Meticulous market observers try to find opportunities in exchange traded funds that diverge from their net asset value. However, investors shouldn’t rely too heavily on trading around the NAV, especially in overseas markets.

An ETF’s NAV is the sum total of its underlying holdings divided by the number of shares outstanding. Since ETFs trade like any other stock on an exchange, the ETF’s price can fluctuate throughout the day. Consequently, providers update their underlying trading value, calculating the approximate NAV every 15 seconds throughout the trading day. [The Underlying Value of an ETF’s Portfolio]

The numbers are known as the intraday indicative value (IIV), indicative optimized portfolio value (IOPV) or intraday net asset value (INAV).

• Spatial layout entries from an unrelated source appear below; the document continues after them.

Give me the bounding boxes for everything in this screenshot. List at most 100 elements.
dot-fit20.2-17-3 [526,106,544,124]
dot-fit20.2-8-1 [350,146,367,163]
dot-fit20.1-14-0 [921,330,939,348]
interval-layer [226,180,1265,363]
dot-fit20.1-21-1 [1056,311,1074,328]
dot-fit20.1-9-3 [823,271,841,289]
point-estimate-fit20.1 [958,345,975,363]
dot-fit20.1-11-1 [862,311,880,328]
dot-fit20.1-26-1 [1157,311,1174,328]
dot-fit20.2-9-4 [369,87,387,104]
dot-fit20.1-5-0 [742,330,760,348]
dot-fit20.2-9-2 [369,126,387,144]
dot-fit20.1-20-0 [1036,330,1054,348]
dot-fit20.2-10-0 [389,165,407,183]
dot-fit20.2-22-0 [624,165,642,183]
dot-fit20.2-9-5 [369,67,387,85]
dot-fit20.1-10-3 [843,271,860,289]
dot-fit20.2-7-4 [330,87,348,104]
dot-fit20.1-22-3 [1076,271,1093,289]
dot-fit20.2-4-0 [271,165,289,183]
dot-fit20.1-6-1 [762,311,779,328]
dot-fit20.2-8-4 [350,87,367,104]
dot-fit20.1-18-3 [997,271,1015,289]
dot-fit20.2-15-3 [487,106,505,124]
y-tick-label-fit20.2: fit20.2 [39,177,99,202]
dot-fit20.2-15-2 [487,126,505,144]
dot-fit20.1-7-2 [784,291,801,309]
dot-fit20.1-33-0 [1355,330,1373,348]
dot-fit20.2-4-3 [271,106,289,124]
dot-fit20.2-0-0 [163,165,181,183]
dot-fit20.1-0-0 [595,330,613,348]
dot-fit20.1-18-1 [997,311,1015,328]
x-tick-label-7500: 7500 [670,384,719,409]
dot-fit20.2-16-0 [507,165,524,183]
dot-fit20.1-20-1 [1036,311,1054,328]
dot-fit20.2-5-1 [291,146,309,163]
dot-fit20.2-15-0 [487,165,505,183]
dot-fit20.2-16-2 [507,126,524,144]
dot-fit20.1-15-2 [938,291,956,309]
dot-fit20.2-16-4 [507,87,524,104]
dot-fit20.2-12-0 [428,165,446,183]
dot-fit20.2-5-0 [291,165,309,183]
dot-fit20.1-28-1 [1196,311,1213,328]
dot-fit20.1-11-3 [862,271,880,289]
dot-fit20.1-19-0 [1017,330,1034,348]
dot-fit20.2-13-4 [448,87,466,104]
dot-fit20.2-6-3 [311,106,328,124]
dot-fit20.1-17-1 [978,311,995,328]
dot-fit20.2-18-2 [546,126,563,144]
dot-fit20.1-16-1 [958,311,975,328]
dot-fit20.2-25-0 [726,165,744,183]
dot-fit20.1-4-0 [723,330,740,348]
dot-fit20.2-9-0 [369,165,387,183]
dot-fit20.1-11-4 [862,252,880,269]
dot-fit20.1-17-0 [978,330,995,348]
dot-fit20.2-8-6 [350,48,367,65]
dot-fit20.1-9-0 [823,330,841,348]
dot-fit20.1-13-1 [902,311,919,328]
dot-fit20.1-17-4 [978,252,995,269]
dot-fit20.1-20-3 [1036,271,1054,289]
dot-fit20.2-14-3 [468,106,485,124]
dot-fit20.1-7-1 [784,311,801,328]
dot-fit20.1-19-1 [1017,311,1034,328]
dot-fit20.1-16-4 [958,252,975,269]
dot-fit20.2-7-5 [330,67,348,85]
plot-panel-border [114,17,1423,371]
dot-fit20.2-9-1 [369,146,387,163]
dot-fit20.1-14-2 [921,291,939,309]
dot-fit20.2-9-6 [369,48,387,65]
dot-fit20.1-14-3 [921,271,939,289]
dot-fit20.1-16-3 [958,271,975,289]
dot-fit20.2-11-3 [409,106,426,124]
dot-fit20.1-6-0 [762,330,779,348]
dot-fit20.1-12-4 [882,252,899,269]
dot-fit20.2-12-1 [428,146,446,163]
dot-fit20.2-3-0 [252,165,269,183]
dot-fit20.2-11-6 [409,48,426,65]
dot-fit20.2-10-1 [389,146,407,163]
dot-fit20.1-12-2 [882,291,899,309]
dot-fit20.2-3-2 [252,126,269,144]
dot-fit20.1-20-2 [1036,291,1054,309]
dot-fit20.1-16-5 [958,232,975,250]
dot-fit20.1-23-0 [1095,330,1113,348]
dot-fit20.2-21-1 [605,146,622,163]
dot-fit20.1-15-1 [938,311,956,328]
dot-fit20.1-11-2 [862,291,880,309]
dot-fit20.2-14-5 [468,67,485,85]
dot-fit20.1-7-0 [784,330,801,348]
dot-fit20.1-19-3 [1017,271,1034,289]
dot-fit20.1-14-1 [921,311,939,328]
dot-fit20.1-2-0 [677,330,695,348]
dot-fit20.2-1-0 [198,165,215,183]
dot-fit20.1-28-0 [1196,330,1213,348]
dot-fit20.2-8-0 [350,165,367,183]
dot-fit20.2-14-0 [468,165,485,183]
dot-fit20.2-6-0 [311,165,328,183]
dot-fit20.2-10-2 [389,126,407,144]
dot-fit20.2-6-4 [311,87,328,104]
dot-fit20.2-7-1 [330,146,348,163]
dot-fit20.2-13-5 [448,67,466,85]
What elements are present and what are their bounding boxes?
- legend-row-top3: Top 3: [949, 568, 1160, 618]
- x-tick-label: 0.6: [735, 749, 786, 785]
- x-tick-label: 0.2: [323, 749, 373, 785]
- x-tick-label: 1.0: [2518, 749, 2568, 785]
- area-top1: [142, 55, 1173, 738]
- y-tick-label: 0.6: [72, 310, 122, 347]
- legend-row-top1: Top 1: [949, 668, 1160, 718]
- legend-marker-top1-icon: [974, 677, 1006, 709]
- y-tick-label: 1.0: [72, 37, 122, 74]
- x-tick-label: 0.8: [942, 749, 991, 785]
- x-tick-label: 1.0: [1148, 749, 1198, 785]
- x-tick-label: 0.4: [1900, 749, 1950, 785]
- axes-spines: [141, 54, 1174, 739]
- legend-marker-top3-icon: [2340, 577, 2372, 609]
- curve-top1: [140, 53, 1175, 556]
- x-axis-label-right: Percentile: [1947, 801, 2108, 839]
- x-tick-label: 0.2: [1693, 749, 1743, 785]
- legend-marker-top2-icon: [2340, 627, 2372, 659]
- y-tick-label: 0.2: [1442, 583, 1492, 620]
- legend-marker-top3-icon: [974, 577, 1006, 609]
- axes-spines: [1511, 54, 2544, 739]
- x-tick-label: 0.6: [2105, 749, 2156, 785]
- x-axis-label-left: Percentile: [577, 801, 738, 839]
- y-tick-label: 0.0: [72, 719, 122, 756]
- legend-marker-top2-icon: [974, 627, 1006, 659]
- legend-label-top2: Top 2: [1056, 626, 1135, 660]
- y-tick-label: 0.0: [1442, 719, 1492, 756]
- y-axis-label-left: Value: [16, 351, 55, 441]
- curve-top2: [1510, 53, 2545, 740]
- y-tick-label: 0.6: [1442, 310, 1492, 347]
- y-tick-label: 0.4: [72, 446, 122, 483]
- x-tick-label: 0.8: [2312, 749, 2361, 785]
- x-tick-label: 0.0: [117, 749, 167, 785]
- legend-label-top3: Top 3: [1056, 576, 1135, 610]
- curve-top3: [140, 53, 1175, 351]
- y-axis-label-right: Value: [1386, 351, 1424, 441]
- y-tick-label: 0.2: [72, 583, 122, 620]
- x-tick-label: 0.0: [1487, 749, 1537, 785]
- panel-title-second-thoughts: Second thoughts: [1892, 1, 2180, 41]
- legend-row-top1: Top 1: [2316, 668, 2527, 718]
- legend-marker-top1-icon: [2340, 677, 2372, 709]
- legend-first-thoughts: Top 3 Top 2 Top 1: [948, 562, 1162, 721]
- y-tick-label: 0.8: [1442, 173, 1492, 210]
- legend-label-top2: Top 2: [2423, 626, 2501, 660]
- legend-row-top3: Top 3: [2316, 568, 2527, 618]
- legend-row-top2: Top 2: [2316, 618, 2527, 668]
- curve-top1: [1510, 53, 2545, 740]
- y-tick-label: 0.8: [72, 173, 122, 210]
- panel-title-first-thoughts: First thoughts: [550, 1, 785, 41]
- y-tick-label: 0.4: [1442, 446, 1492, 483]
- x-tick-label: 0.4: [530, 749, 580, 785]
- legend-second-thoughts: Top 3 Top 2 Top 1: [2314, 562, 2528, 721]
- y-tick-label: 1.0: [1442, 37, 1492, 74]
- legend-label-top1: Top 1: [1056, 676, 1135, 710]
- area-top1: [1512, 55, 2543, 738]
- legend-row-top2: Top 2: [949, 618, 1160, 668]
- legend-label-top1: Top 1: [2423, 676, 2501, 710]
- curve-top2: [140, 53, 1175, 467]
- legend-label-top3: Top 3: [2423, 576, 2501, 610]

However, the INAV is less reliable when looking into other markets. For instance, international markets are not open in the same time zone as U.S. markets, but foreign stock and bond ETFs are still trading on U.S. exchanges. Since the INAV is taken based on the last price at which it was traded, the INAV may not move during normal hours.

In a more up-to-date example of potential diverging prices between the ETF and the NAV, Taiwanese markets close Wednesday, July 23 due to its first major typhoon of the year, reports Argin Chang for Bloomberg. Typhoon Matmo shows sustained winds of 137 kilometers per hour, or 85 miles per hour, and headed for Taiwan at 20 kilometers per hour, making landfall around midnight.

The small island is frequently visited by typhoons during the summer season, so we may see more stock market disruptions in the region ahead.